A PRECARIOUS ARMENIA: The Third Republic, the Karabakh Conflict, and Genocide Politics

A PRECARIOUS ARMENIA: The Third Republic, the Karabakh Conflict, and Genocide Politics
By Gerard J. Libaridian
London: Gomidas Institute, xlvii + 586
ISBN ISBN 978-1-909382-76-3
$55.00 USD
Release date: June 30, 2023

In this mammoth volume, G. J. Libaridian explores a number of fundamental issues regarding Armenia’s foreign and security policies and scrutinizes Armenian political culture as the framework within which positions have been defined and solutions have been sought. The previously published and unpublished material collectively analyze the political thinking that characterized the response to the challenges that the Third Republic faced and failed to address from the standpoint of statehood versus a vague but powerful nationalist discourse. 

The author achieves this difficult task by studying themes such as Armenia and Armenians as agents of their own history as opposed to the dominant sense of victimhood, maximalism confused with patriotism, the role of mediators and other states as saviors, the comfort zone of illusions and legends as opposed to hard realism and pragmatism. Libaridian argues that the dominant but faulty framework led leaders of the state and Diaspora to a policy that bet on war rather than peace, a second Karabakh war that Armenia lost in 2020, a war that should have been avoided.

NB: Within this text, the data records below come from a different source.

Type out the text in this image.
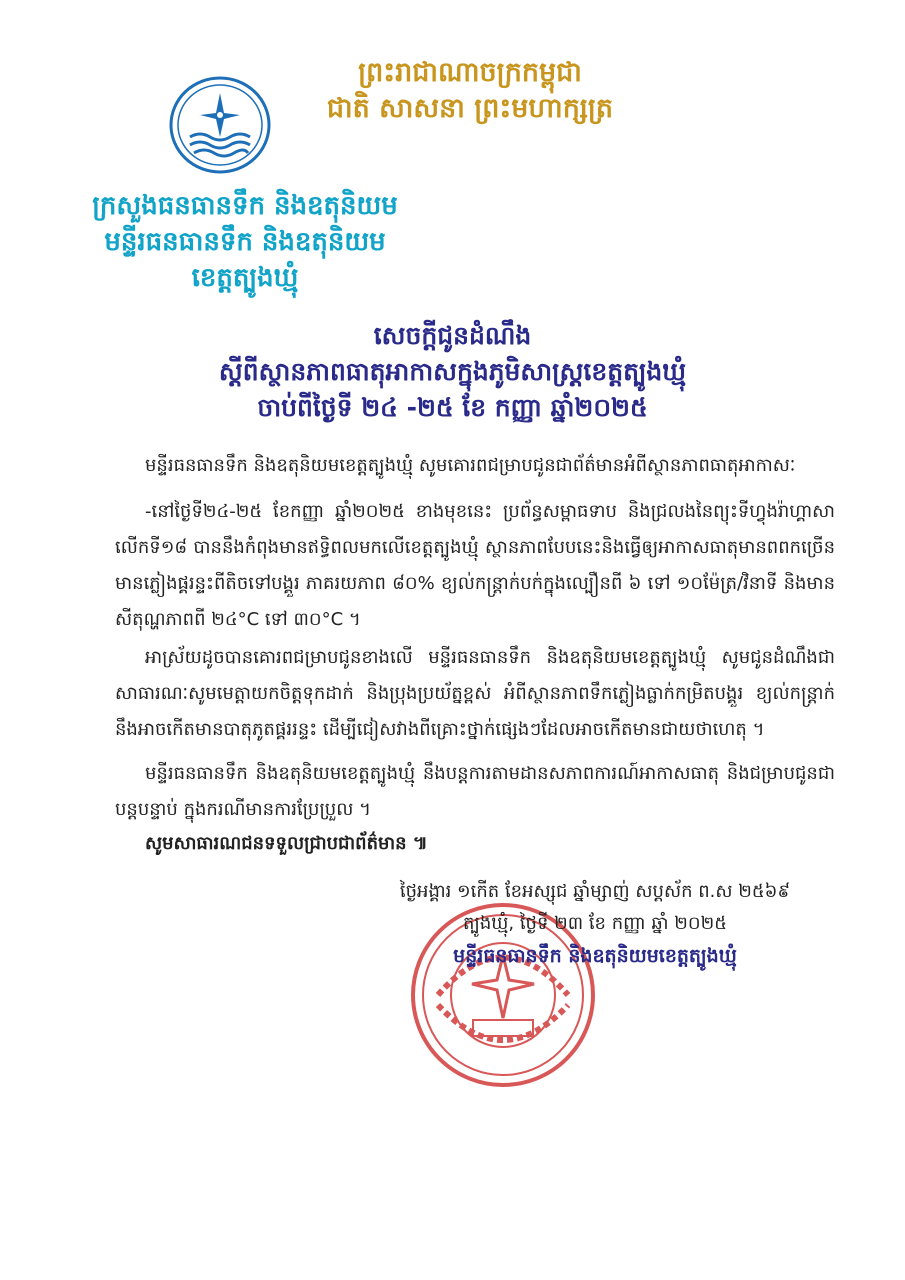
ព្រះរាជាណាចក្រកម្ពុជា
ជាតិ សាសនា ព្រះមហាក្សត្រ
ក្រសួងធនធានទឹក និងឧតុនិយម
មន្ទីរធនធានទឹក និងឧតុនិយម
ខេត្តត្បូងឃ្មុំ
សេចក្ដីជូនដំណឹង
ស្ដីពីស្ថានភាពធាតុអាកាសក្នុងភូមិសាស្ត្រខេត្តត្បូងឃ្មុំ
ចាប់ពីថ្ងៃទី ២៤ -២៥ ខែ កញ្ញា ឆ្នាំ២០២៥
មន្ទីរធនធានទឹក និងឧតុនិយមខេត្តត្បូងឃ្មុំ សូមគោរពជម្រាបជូនជាព័ត៌មានអំពីស្ថានភាពធាតុអាកាសៈ
-នៅថ្ងៃទី២៤-២៥ ខែកញ្ញា ឆ្នាំ២០២៥ ខាងមុខនេះ ប្រព័ន្ធសម្ពាធទាប និងជ្រលងនៃព្យុះទីហ្វុងរ៉ាហ្គាសា លើកទី១៨ បាននឹងកំពុងមានឥទ្ធិពលមកលើខេត្តត្បូងឃ្មុំ ស្ថានភាពបែបនេះនិងធ្វើឲ្យអាកាសធាតុមានពពកច្រើន មានភ្លៀងផ្គរន្ទះពីតិចទៅបង្គួរ ភាគរយភាព ៨០% ខ្យល់កន្ត្រាក់បក់ក្នុងល្បឿនពី ៦ ទៅ ១០ម៉ែត្រ/វិនាទី និងមានសីតុណ្ហភាពពី ២៤°C ទៅ ៣០°C ។
អាស្រ័យដូចបានគោរពជម្រាបជូនខាងលើ មន្ទីរធនធានទឹក និងឧតុនិយមខេត្តត្បូងឃ្មុំ សូមជូនដំណឹងជាសាធារណៈសូមមេត្តាយកចិត្តទុកដាក់ និងប្រុងប្រយ័ត្នខ្ពស់ អំពីស្ថានភាពទឹកភ្លៀងធ្លាក់កម្រិតបង្គួរ ខ្យល់កន្ត្រាក់នឹងអាចកើតមានបាតុភូតផ្គររន្ទះ ដើម្បីជៀសវាងពីគ្រោះថ្នាក់ផ្សេងៗដែលអាចកើតមានជាយថាហេតុ ។
មន្ទីរធនធានទឹក និងឧតុនិយមខេត្តត្បូងឃ្មុំ នឹងបន្តការតាមដានសភាពការណ៍អាកាសធាតុ និងជម្រាបជូនជាបន្តបន្ទាប់ ក្នុងករណីមានការប្រែប្រួល ។
សូមសាធារណជនទទួលជ្រាបជាព័ត៌មាន ៕
ថ្ងៃអង្គារ ១កើត ខែអស្សុជ ឆ្នាំម្សាញ់ សប្ដស័ក ព.ស ២៥៦៩
ត្បូងឃ្មុំ, ថ្ងៃទី ២៣ ខែ កញ្ញា ឆ្នាំ ២០២៥
មន្ទីរធនធានទឹក និងឧតុនិយមខេត្តត្បូងឃ្មុំ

Author Gerard J. Libaridian is a retired historian and diplomat. Between 1991 and 1997 he served as advisor to the first president of Armenia and was first deputy minister of Foreign Affairs, secretary of the National Security Council and negotiator with Azerbaijan and Turkey. He has taught and written on Armenian history and authored numerous books, articles and reports on contemporary Armenian, Middle Eastern and South Caucasus politics and international relations. He has also taught and lectured extensively in institutions of higher learning in the US and internationally. Most recently (2000-2012) he was Alex Manoogian Professor of Modern Armenian History at the University of Michigan, Ann Arbor, where he also served as director of the Armenian Studies program.